Alguns defendem nomes e ideias acima de qualquer lógica ou prova, enquanto outros só torcem como se estivessem nos estádios. No meio disso o país segue, navegando em meio à neblina, desejando que dê certo o que tem tudo para dar errado. Precisamos aumentar a produção e a produtividade e isto é sistêmico: mais investimentos, melhor giro da economia, mais e melhores empregos, melhores condições de vida. Ocorre que parecemos estar fazendo o oposto, há muito tempo. Por exemplo, no lugar de incentivar o aumento real da renda das famílias, os nossos índices já consideram classe média quem tenha renda domiciliar a partir de R$ 2.525,00, somando a renda de todos os membros da família. Ora, o salário mínimo está em R$ 1.621,00 e, portanto, essa conta não fecha, principalmente quando o custoda cesta básica subiu em 27 capitais e está em R$ 906,14, em São Paulo (CNNMoney, 11.5.2026). Portanto, já seria da classe média a “família” que ganhasse R$ 2.525,00 e gastasse R$ 906,14 só para comprar alimentos?

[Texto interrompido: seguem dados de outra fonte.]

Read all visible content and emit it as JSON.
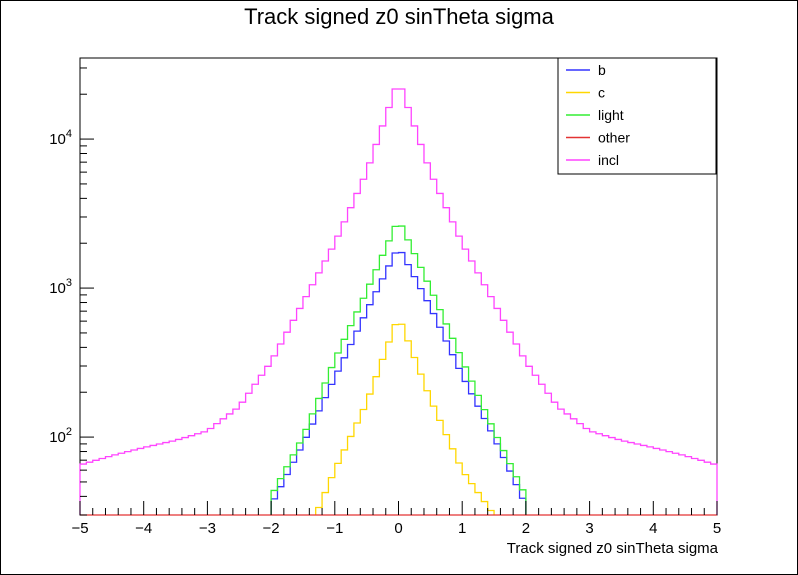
{
  "chart_data": {
    "type": "line",
    "title": "Track signed z0 sinTheta sigma",
    "xlabel": "Track signed z0 sinTheta sigma",
    "ylabel": "",
    "xlim": [
      -5,
      5
    ],
    "ylim": [
      30,
      35000
    ],
    "yscale": "log",
    "grid": false,
    "legend_position": "top-right",
    "x_ticks": [
      "-5",
      "-4",
      "-3",
      "-2",
      "-1",
      "0",
      "1",
      "2",
      "3",
      "4",
      "5"
    ],
    "y_ticks": [
      {
        "base": "10",
        "exp": "2",
        "value": 100
      },
      {
        "base": "10",
        "exp": "3",
        "value": 1000
      },
      {
        "base": "10",
        "exp": "4",
        "value": 10000
      }
    ],
    "series": [
      {
        "name": "b",
        "color": "#3333ff",
        "x": [
          -2.0,
          -1.5,
          -1.0,
          -0.5,
          0.0,
          0.5,
          1.0,
          1.5,
          2.0
        ],
        "y": [
          35,
          90,
          250,
          700,
          1900,
          750,
          260,
          100,
          35
        ]
      },
      {
        "name": "c",
        "color": "#ffd700",
        "x": [
          -1.3,
          -1.0,
          -0.5,
          0.0,
          0.5,
          1.0,
          1.5
        ],
        "y": [
          30,
          60,
          170,
          650,
          180,
          60,
          30
        ]
      },
      {
        "name": "light",
        "color": "#33ee33",
        "x": [
          -2.0,
          -1.5,
          -1.0,
          -0.5,
          0.0,
          0.5,
          1.0,
          1.5,
          2.0
        ],
        "y": [
          40,
          100,
          330,
          950,
          2900,
          1000,
          330,
          110,
          40
        ]
      },
      {
        "name": "other",
        "color": "#e33333",
        "x": [
          -5,
          5
        ],
        "y": [
          30,
          30
        ]
      },
      {
        "name": "incl",
        "color": "#ff44ff",
        "x": [
          -5.0,
          -4.5,
          -4.0,
          -3.5,
          -3.0,
          -2.5,
          -2.0,
          -1.5,
          -1.0,
          -0.5,
          0.0,
          0.5,
          1.0,
          1.5,
          2.0,
          2.5,
          3.0,
          3.5,
          4.0,
          4.5,
          5.0
        ],
        "y": [
          65,
          75,
          85,
          95,
          110,
          160,
          320,
          800,
          2000,
          6000,
          25000,
          6000,
          2000,
          800,
          320,
          160,
          110,
          95,
          85,
          75,
          65
        ]
      }
    ]
  }
}
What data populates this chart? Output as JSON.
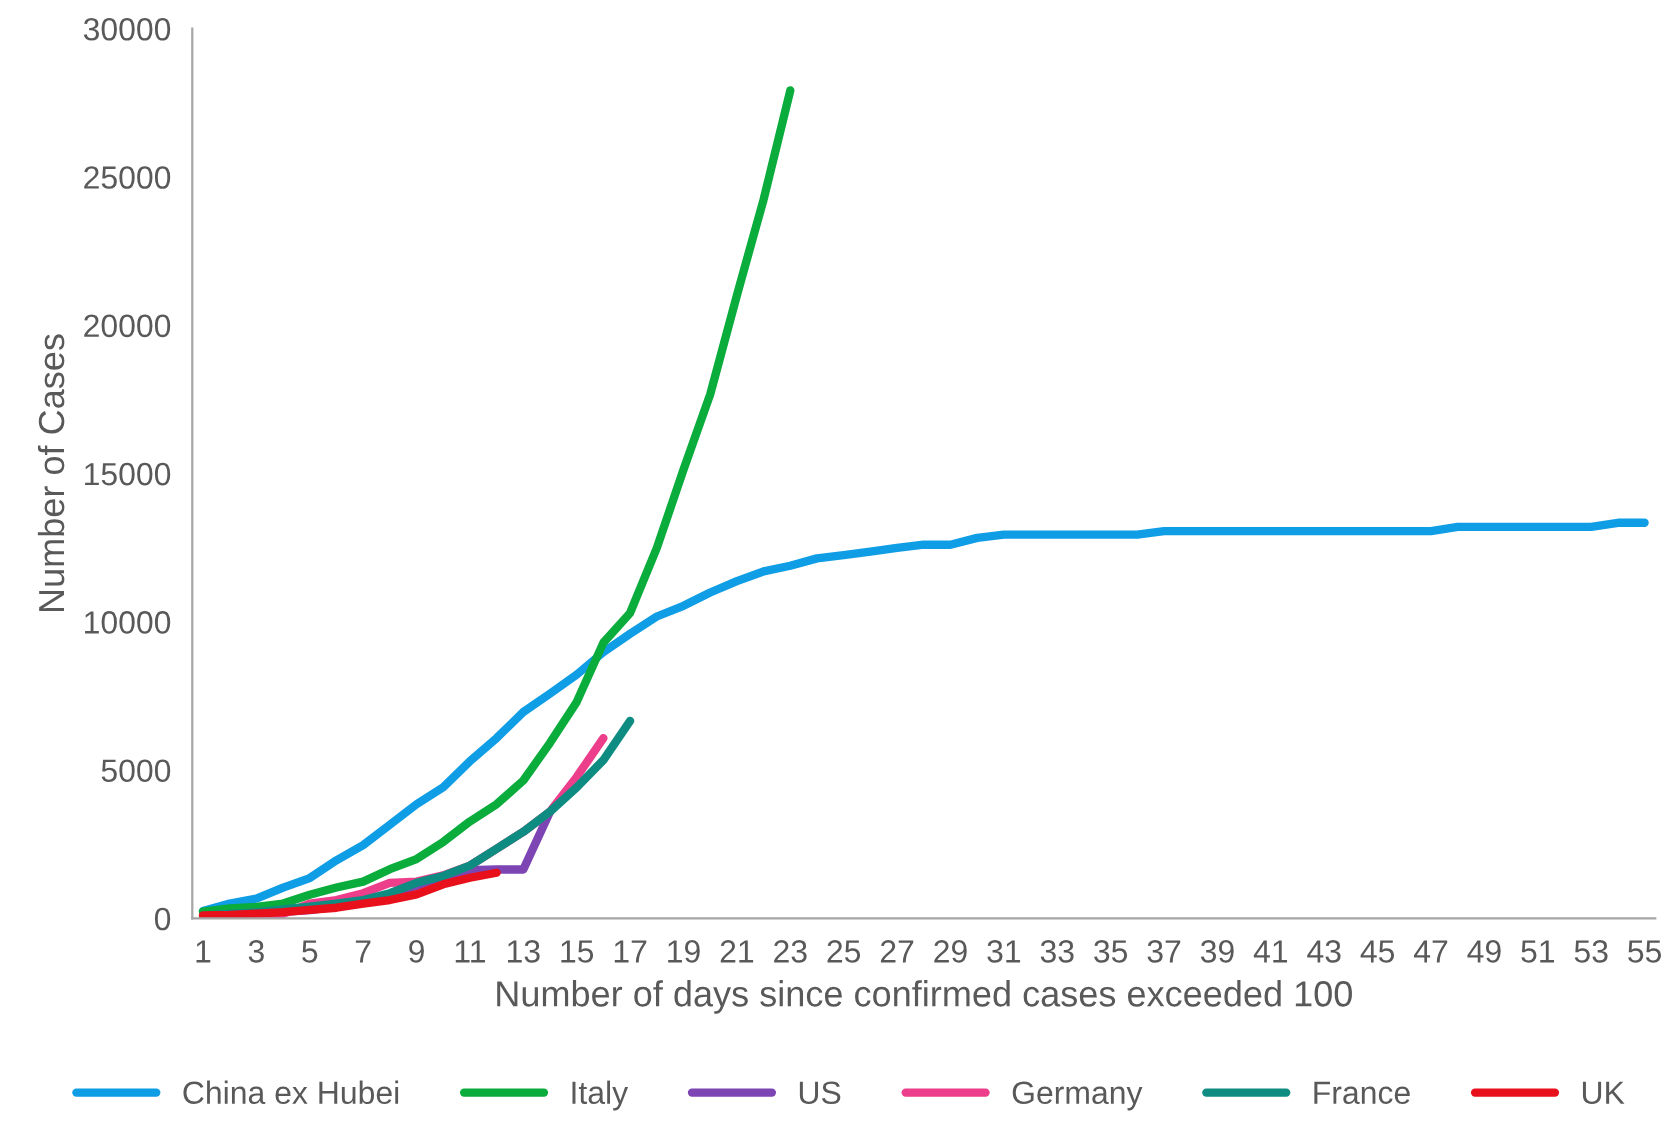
{
  "chart_data": {
    "type": "line",
    "xlabel": "Number of days since confirmed cases exceeded 100",
    "ylabel": "Number of Cases",
    "xlim": [
      0.6,
      55.4
    ],
    "xticks": [
      1,
      3,
      5,
      7,
      9,
      11,
      13,
      15,
      17,
      19,
      21,
      23,
      25,
      27,
      29,
      31,
      33,
      35,
      37,
      39,
      41,
      43,
      45,
      47,
      49,
      51,
      53,
      55
    ],
    "ylim": [
      0,
      30000
    ],
    "yticks": [
      0,
      5000,
      10000,
      15000,
      20000,
      25000,
      30000
    ],
    "grid": false,
    "legend": "bottom",
    "marker": "none",
    "line_style": "solid",
    "series": [
      {
        "name": "China ex Hubei",
        "color": "#0f9de6",
        "x": [
          1,
          2,
          3,
          4,
          5,
          6,
          7,
          8,
          9,
          10,
          11,
          12,
          13,
          14,
          15,
          16,
          17,
          18,
          19,
          20,
          21,
          22,
          23,
          24,
          25,
          26,
          27,
          28,
          29,
          30,
          31,
          36,
          37,
          47,
          48,
          53,
          54,
          55
        ],
        "values": [
          250,
          500,
          670,
          1040,
          1360,
          1960,
          2470,
          3160,
          3850,
          4420,
          5300,
          6080,
          6960,
          7580,
          8220,
          8980,
          9600,
          10180,
          10540,
          10990,
          11370,
          11700,
          11890,
          12140,
          12250,
          12370,
          12490,
          12600,
          12600,
          12830,
          12940,
          12940,
          13060,
          13060,
          13200,
          13200,
          13340,
          13340
        ]
      },
      {
        "name": "Italy",
        "color": "#0aac3c",
        "x": [
          1,
          2,
          3,
          4,
          5,
          6,
          7,
          8,
          9,
          10,
          11,
          12,
          13,
          14,
          15,
          16,
          17,
          18,
          19,
          20,
          21,
          22,
          23
        ],
        "values": [
          230,
          340,
          390,
          500,
          800,
          1040,
          1240,
          1660,
          2000,
          2580,
          3270,
          3850,
          4650,
          5920,
          7300,
          9300,
          10300,
          12490,
          15130,
          17670,
          21010,
          24240,
          27920
        ]
      },
      {
        "name": "US",
        "color": "#7d44b4",
        "x": [
          4,
          5,
          6,
          7,
          8,
          9,
          10,
          11,
          12,
          13,
          14
        ],
        "values": [
          220,
          280,
          400,
          560,
          800,
          1100,
          1300,
          1630,
          1650,
          1650,
          3600
        ]
      },
      {
        "name": "Germany",
        "color": "#ec3e8a",
        "x": [
          3,
          4,
          5,
          6,
          7,
          8,
          9,
          10,
          11,
          12,
          13,
          14,
          15,
          16
        ],
        "values": [
          130,
          150,
          500,
          620,
          850,
          1200,
          1240,
          1450,
          1780,
          2350,
          2920,
          3600,
          4770,
          6080
        ]
      },
      {
        "name": "France",
        "color": "#0e8c82",
        "x": [
          1,
          2,
          3,
          4,
          5,
          6,
          7,
          8,
          9,
          10,
          11,
          12,
          13,
          14,
          15,
          16,
          17
        ],
        "values": [
          100,
          150,
          200,
          300,
          400,
          500,
          620,
          850,
          1200,
          1430,
          1780,
          2350,
          2920,
          3600,
          4420,
          5340,
          6660
        ]
      },
      {
        "name": "UK",
        "color": "#e8101a",
        "x": [
          1,
          2,
          3,
          4,
          5,
          6,
          7,
          8,
          9,
          10,
          11,
          12
        ],
        "values": [
          100,
          120,
          160,
          210,
          290,
          360,
          500,
          620,
          810,
          1150,
          1370,
          1540
        ]
      }
    ]
  }
}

Noutra ponta do novelo, o nosso parque industrial vem retrocedendo, no que se define como desindustrialização, enquanto o Paraguai vai prosperando e recebendo bem algumas das nossas empresas, como a JBS, Karsten e a Lupo.
O título deste artigo, ao falar em inanição política, faz um paralelo com a desnutrição do corpo humano, causadora de vários problemas de saúde, como o retardo no desenvolvimento e cansaço, irritabilidade e depressão. A forma de combate envolve a reintrodução gradual de nutrientes e energia para o corpo. Do mesmo modo, para vencer a inanição política, precisamos superar a apatia e o cansaço com o que temos vivenciado e incentivar a participação política, a cidadania, o amor à pátria e aos seus símbolos, o voluntariado, a dedicação ao trabalho e ao estudo e o interesse no desenvolvimento do país e na vida nacional, na nossa cultura e história, na nossa gente. Precisamos ver e ter um futuro acolhedor e promissor e, para isso, necessitamos de razões para ter confiança – e não só esperança – e incentivos e respeito e razões para sorrir para o que viveremos.